Saturday 10 November 2012

What matters?



The Tamil lady passed away on Friday morning, 9th November 2012, in Sultanah Amirah Hospital in Johor Bahru. She had been hit by a motor cyclist while crossing a busy road the day before, on Thursday morning, a stone’s throw away from our organisation’s local office. At the time of the accident a group of colleagues and I had walked briskly to the scene of the road side accident. Another colleague had in fact partially observed the accident from the office window; several of us had heard the sound of the impact of the motorcycle on the lady’s body, that unforgettable thud noise. Later it was reported how the body had been thrown some distance due to the impact, had been almost bounced along like a rubber doll.

She was bleeding badly when we arrived road side. It was unclear from where the blood was coming. Possibly the side of her face, but there was blood oozing from her mouth and nose as well. She appeared to be breathing, and occasionally breathed more awkwardly as if feeling the pain more acutely. An arm was broken, and I later learned from her relatives at the hospital that in fact she had also broken her hip bone and her leg. Her condition roadside was critical. I lay beside her stroking her shoulder, checking on her breathing, occasionally offering comforting words, a part of me terrified that I might have to give her mouth-to-mouth resuscitation. We had placed her in the recovery position, but with all those broken bones, perhaps in retrospect, such movement had only made the trauma all the more worse. What else could we have done? An ambulance had been called, but seemed to be taking an interminably long time to get there. There was in fact a much closer private hospital nearby, but this lady would be a government hospital patient, and would have to wait for her transport to the hospital in a more distant part of town.

When the ambulance finally arrived, maybe half an hour or more after the collision, the staff seemed hesitant about the scene before them. They were slow in their application of a neck and arm support and clumsy it seemed in positioning the limp body on the mobile stretcher, a body which was then shunted into the back of the ambulance vehicle in a rough sliding motion. There seemed an absence of compassion at the scene, these ‘medical’ men, nay boys, just doing their job, picking up the body and transporting it to the hospital. I wondered what level of training they might have had. It appeared quite minimal.

I was troubled that I had been weak and ineffective at the roadside, and I felt ashamed that in my mind at least I was hesitant and nervous at the prospect of having to do something more demonstrable to try to save this lady’s life. Every time the lady appeared to stop breathing I was afraid that this was going to be my moment to give mouth-to-mouth resuscitation, and I was not at all sure if I was able or up to the task, even though eighteen months previous I had undertaken an Emergency First Response (EFR) course. I scolded myself for my shallow recall of what needed to be done in this situation.

That night at home I watched again my EFR videos and hoped that I might be a little better prepared if there was a next time and I found myself in such an emergency situation.

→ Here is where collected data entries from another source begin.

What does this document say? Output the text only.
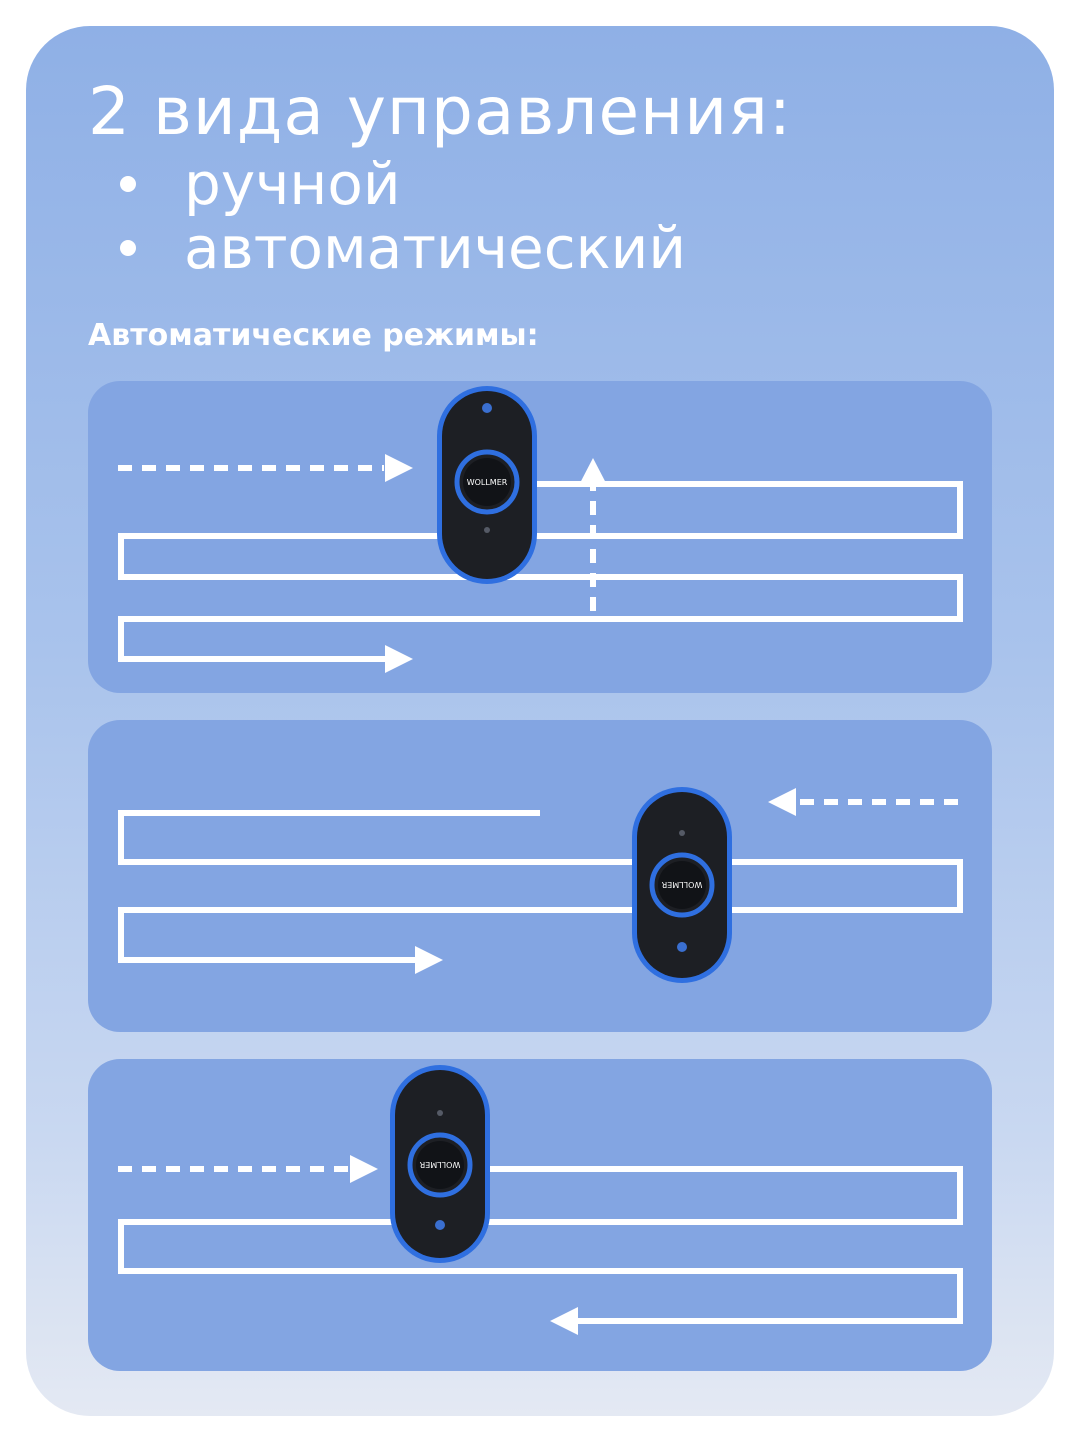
2 вида управления:
ручной
автоматический
Автоматические режимы:
WOLLMER
WOLLMER
WOLLMER
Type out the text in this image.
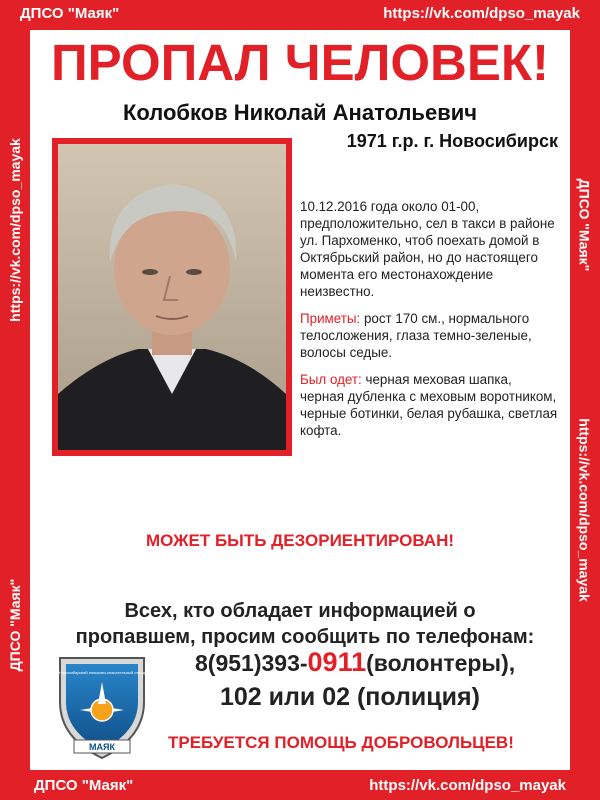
ДПСО "Маяк"	https://vk.com/dpso_mayak
ДПСО "Маяк"	https://vk.com/dpso_mayak
https://vk.com/dpso_mayak
ДПСО "Маяк"
ДПСО "Маяк"
https://vk.com/dpso_mayak
ПРОПАЛ ЧЕЛОВЕК!
Колобков Николай Анатольевич
1971 г.р. г. Новосибирск

10.12.2016 года около 01-00, предположительно, сел в такси в районе ул. Пархоменко, чтоб поехать домой в Октябрьский район, но до настоящего момента его местонахождение неизвестно.

Приметы: рост 170 см., нормального телосложения, глаза темно-зеленые, волосы седые.

Был одет: черная меховая шапка, черная дубленка с меховым воротником, черные ботинки, белая рубашка, светлая кофта.

МОЖЕТ БЫТЬ ДЕЗОРИЕНТИРОВАН!
Всех, кто обладает информацией о
пропавшем, просим сообщить по телефонам:
8(951)393-0911(волонтеры),
102 или 02 (полиция)
ТРЕБУЕТСЯ ПОМОЩЬ ДОБРОВОЛЬЦЕВ!
МАЯК
Новосибирский поисково-спасательный отряд
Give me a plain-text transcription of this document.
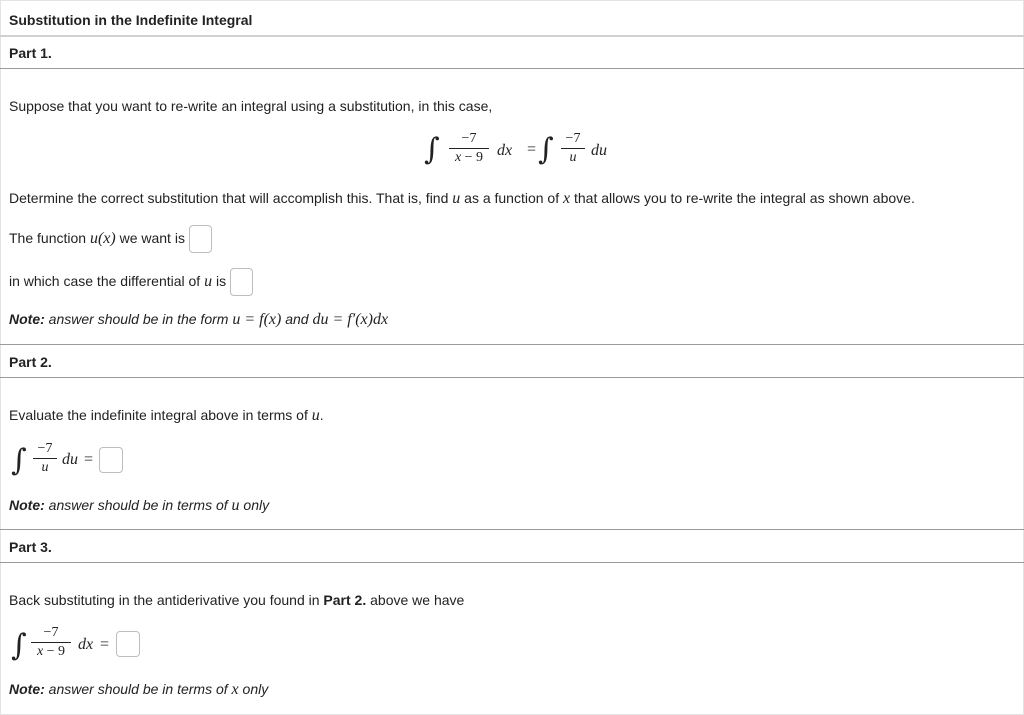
Substitution in the Indefinite Integral
Part 1.
Suppose that you want to re-write an integral using a substitution, in this case,
∫ $\frac{-7}{x - 9}$ dx = ∫ $\frac{-7}{u}$ du
Determine the correct substitution that will accomplish this. That is, find u as a function of x that allows you to re-write the integral as shown above.
The function u(x) we want is
in which case the differential of u is
Note: answer should be in the form u = f(x) and du = f′(x)dx
Part 2.
Evaluate the indefinite integral above in terms of u.
∫ $\frac{-7}{u}$ du =
Note: answer should be in terms of u only
Part 3.
Back substituting in the antiderivative you found in Part 2. above we have
∫ $\frac{-7}{x - 9}$ dx =
Note: answer should be in terms of x only
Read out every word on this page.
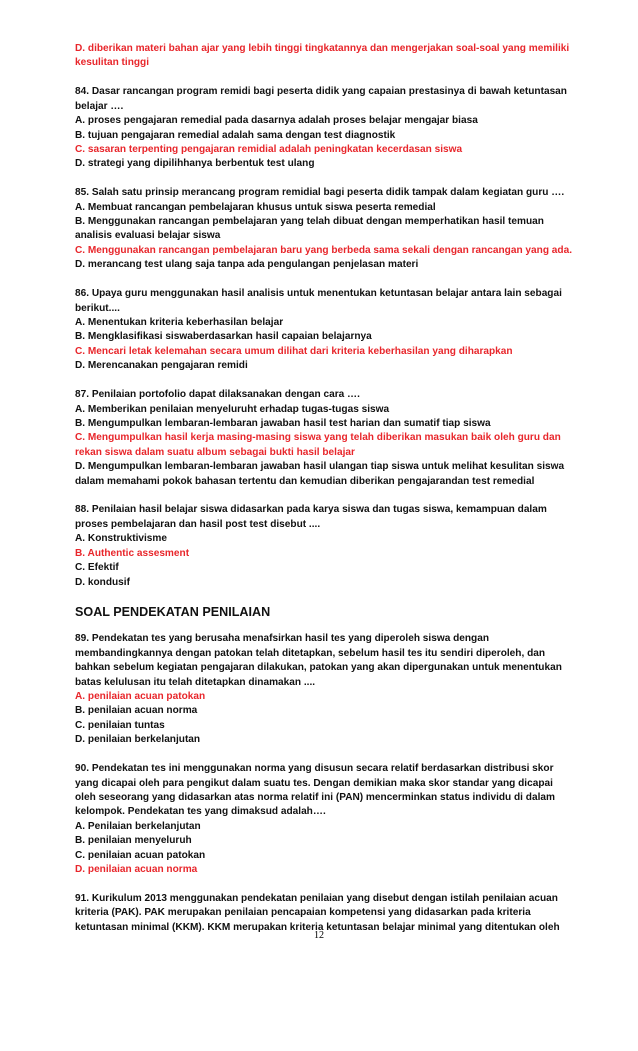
D. diberikan materi bahan ajar yang lebih tinggi tingkatannya dan mengerjakan soal-soal yang memiliki kesulitan tinggi

84. Dasar rancangan program remidi bagi peserta didik yang capaian prestasinya di bawah ketuntasan belajar ….

A. proses pengajaran remedial pada dasarnya adalah proses belajar mengajar biasa
B. tujuan pengajaran remedial adalah sama dengan test diagnostik
C. sasaran terpenting pengajaran remidial adalah peningkatan kecerdasan siswa
D. strategi yang dipilihhanya berbentuk test ulang

85. Salah satu prinsip merancang program remidial bagi peserta didik tampak dalam kegiatan guru ….

A. Membuat rancangan pembelajaran khusus untuk siswa peserta remedial
B. Menggunakan rancangan pembelajaran yang telah dibuat dengan memperhatikan hasil temuan analisis evaluasi belajar siswa
C. Menggunakan rancangan pembelajaran baru yang berbeda sama sekali dengan rancangan yang ada.
D. merancang test ulang saja tanpa ada pengulangan penjelasan materi

86. Upaya guru menggunakan hasil analisis untuk menentukan ketuntasan belajar antara lain sebagai berikut....

A. Menentukan kriteria keberhasilan belajar
B. Mengklasifikasi siswaberdasarkan hasil capaian belajarnya
C. Mencari letak kelemahan secara umum dilihat dari kriteria keberhasilan yang diharapkan
D. Merencanakan pengajaran remidi

87. Penilaian portofolio dapat dilaksanakan dengan cara ….

A. Memberikan penilaian menyeluruht erhadap tugas-tugas siswa
B. Mengumpulkan lembaran-lembaran jawaban hasil test harian dan sumatif tiap siswa
C. Mengumpulkan hasil kerja masing-masing siswa yang telah diberikan masukan baik oleh guru dan rekan siswa dalam suatu album sebagai bukti hasil belajar
D. Mengumpulkan lembaran-lembaran jawaban hasil ulangan tiap siswa untuk melihat kesulitan siswa dalam memahami pokok bahasan tertentu dan kemudian diberikan pengajarandan test remedial

88. Penilaian hasil belajar siswa didasarkan pada karya siswa dan tugas siswa, kemampuan dalam proses pembelajaran dan hasil post test disebut ....

A. Konstruktivisme
B. Authentic assesment
C. Efektif
D. kondusif
SOAL PENDEKATAN PENILAIAN

89. Pendekatan tes yang berusaha menafsirkan hasil tes yang diperoleh siswa dengan membandingkannya dengan patokan telah ditetapkan, sebelum hasil tes itu sendiri diperoleh, dan bahkan sebelum kegiatan pengajaran dilakukan, patokan yang akan dipergunakan untuk menentukan batas kelulusan itu telah ditetapkan dinamakan ....

A. penilaian acuan patokan
B. penilaian acuan norma
C. penilaian tuntas
D. penilaian berkelanjutan

90. Pendekatan tes ini menggunakan norma yang disusun secara relatif berdasarkan distribusi skor yang dicapai oleh para pengikut dalam suatu tes. Dengan demikian maka skor standar yang dicapai oleh seseorang yang didasarkan atas norma relatif ini (PAN) mencerminkan status individu di dalam kelompok. Pendekatan tes yang dimaksud adalah….

A. Penilaian berkelanjutan
B. penilaian menyeluruh
C. penilaian acuan patokan
D. penilaian acuan norma

91. Kurikulum 2013 menggunakan pendekatan penilaian yang disebut dengan istilah penilaian acuan kriteria (PAK). PAK merupakan penilaian pencapaian kompetensi yang didasarkan pada kriteria ketuntasan minimal (KKM). KKM merupakan kriteria ketuntasan belajar minimal yang ditentukan oleh

12
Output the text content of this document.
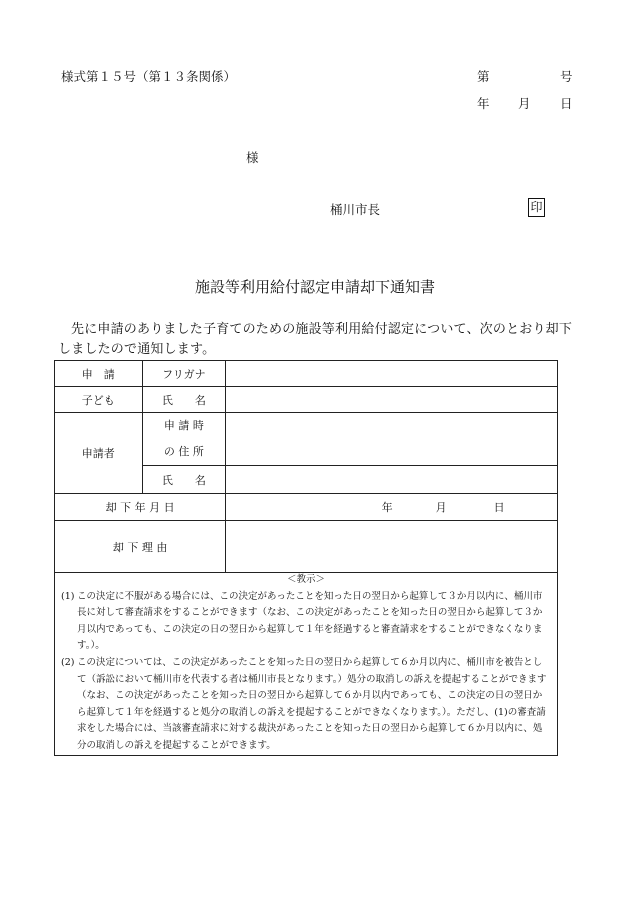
様式第１５号（第１３条関係）	第	号
年 月 日
様
桶川市長	印
施設等利用給付認定申請却下通知書
先に申請のありました子育てのための施設等利用給付認定について、次のとおり却下しましたので通知します。
申　請	フリガナ	
子ども	氏　　名	
申請者	申 請 時
の 住 所	

	氏　　名	
却 下 年 月 日		年 月 日

却 下 理 由		
＜教示＞
(1) この決定に不服がある場合には、この決定があったことを知った日の翌日から起算して３か月以内に、桶川市長に対して審査請求をすることができます（なお、この決定があったことを知った日の翌日から起算して３か月以内であっても、この決定の日の翌日から起算して１年を経過すると審査請求をすることができなくなります。）。
(2) この決定については、この決定があったことを知った日の翌日から起算して６か月以内に、桶川市を被告として（訴訟において桶川市を代表する者は桶川市長となります。）処分の取消しの訴えを提起することができます（なお、この決定があったことを知った日の翌日から起算して６か月以内であっても、この決定の日の翌日から起算して１年を経過すると処分の取消しの訴えを提起することができなくなります。）。ただし、(1)の審査請求をした場合には、当該審査請求に対する裁決があったことを知った日の翌日から起算して６か月以内に、処分の取消しの訴えを提起することができます。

The following day at work we reflected on the inadequacy – at least by western standards - of the emergency response services here in Malaysia. ‘Life seems quite cheap’ was a comment banded around. Why had the woman tried to cross such a busy road? Why had she not walked a little further along and used the over pass? Why was she running? Why and how had the motor cyclist not seen her? Had he been travelling too fast? To his credit - poor man in a state of shock - he had accompanied the Tamil lady to the hospital in the ambulance. I wonder what will happen to him now, now that the Tamil lady has died from her injuries brought on by him, or at least his motorcycle. Is he to blame? Will it be a charge of manslaughter against him? What a tragedy. What a waste of a life.

What really matters?

God rest her soul, rest in peace, battered woman. I pray your family grieve well and learn from your accident and death, if at all possible.